DIPLOMACIA EM PAUTA

Trump adota tom suave em encontro com Lula; sem 'aperto de mão de urso'

Presidentes Lula e Donald Trump se cumprimentando na Casa Branca
Lula e Donald Trump se encontram na Casa Branca — Foto: Reprodução

Análise da Globo News destaca a ausência do 'aperto de mão de urso' de Trump em 07 de maio de 2026, sugerindo um novo tom nas relações EUA-Brasil.

O primeiro encontro entre o presidente Lula e seu homólogo americano Donald Trump, ocorrido nesta quinta-feira, 07 de maio de 2026, foi marcado por uma notável suavidade, distanciando-se do comportamento habitual de Trump. A ausência de seu famoso e imponente "aperto de mão de urso" na Casa Branca sinalizou um tom potencialmente mais cordial para as relações diplomáticas, gerando amplos comentários sobre a nova dinâmica entre os líderes.

A chegada do presidente brasileiro à Casa Branca para o encontro de trabalho, que se iniciou na tarde de 07 de maio de 2026, surpreendeu analistas. Contrariando expectativas, Donald Trump não empregou seu costumeiro aperto de mão vigoroso, que muitas vezes parece uma demonstração de poder.

Marcelo Lins, renomado analista da Globo News, observou: "Foi um primeiro contato marcado pela suavidade e gentileza." Ele ressaltou a quebra de um padrão: "Muitas vezes, a gente vê o Trump dando aquele aperto de mão muito forte, eventualmente puxando o seu interlocutor para perto dele. Tem umas imagens clássicas dele fazendo isso."

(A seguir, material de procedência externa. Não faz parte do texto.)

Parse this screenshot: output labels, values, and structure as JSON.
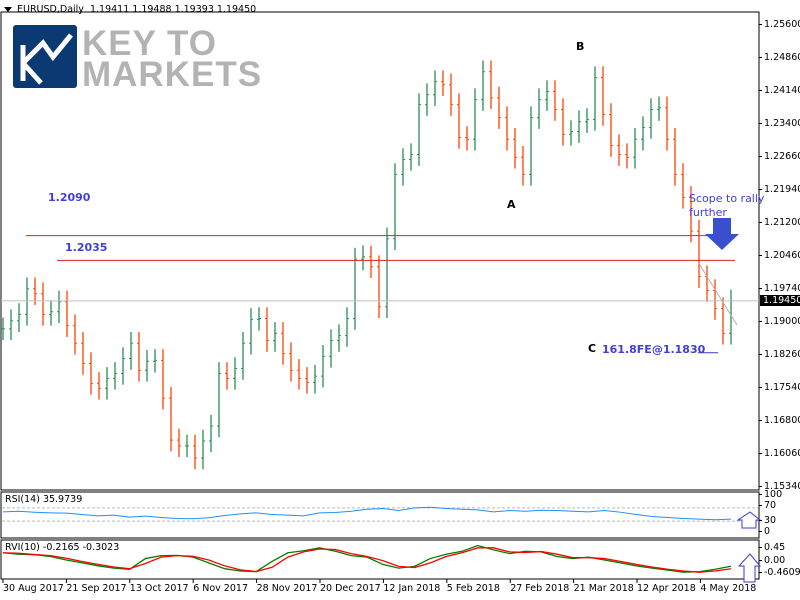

A maneira incomum de Donald Trump apertar as mãos já foi objeto de inúmeras análises, que frequentemente a interpretam como uma técnica para afirmar superioridade ou domínio. Contudo, neste encontro com Lula, o cenário foi outro.

"Mas dessa vez não", continuou Lins. "Aparentemente foi uma chegada mais suave, com o Trump perguntando para o presidente Lula como é que ele está, o Lula respondendo. Um perguntando em inglês o outro respondendo em português."

Essa mudança de comportamento é significativa, especialmente quando comparada a interações passadas. Em visita anterior do Rei Charles III à Casa Branca, o monarca britânico pareceu visivelmente desconfortável com a persistência de Trump em segurar sua mão, um momento que repercutiu nas redes sociais. A distinção no tratamento para com o presidente brasileiro sugere uma abordagem calibrada, talvez buscando um terreno mais amigável para as discussões bilaterais.

A interação descontraída, sem as usuais demonstrações de força, pode indicar um novo capítulo nas relações entre EUA e Brasil, enfatizando a importância dos gestos não-verbais na alta diplomacia.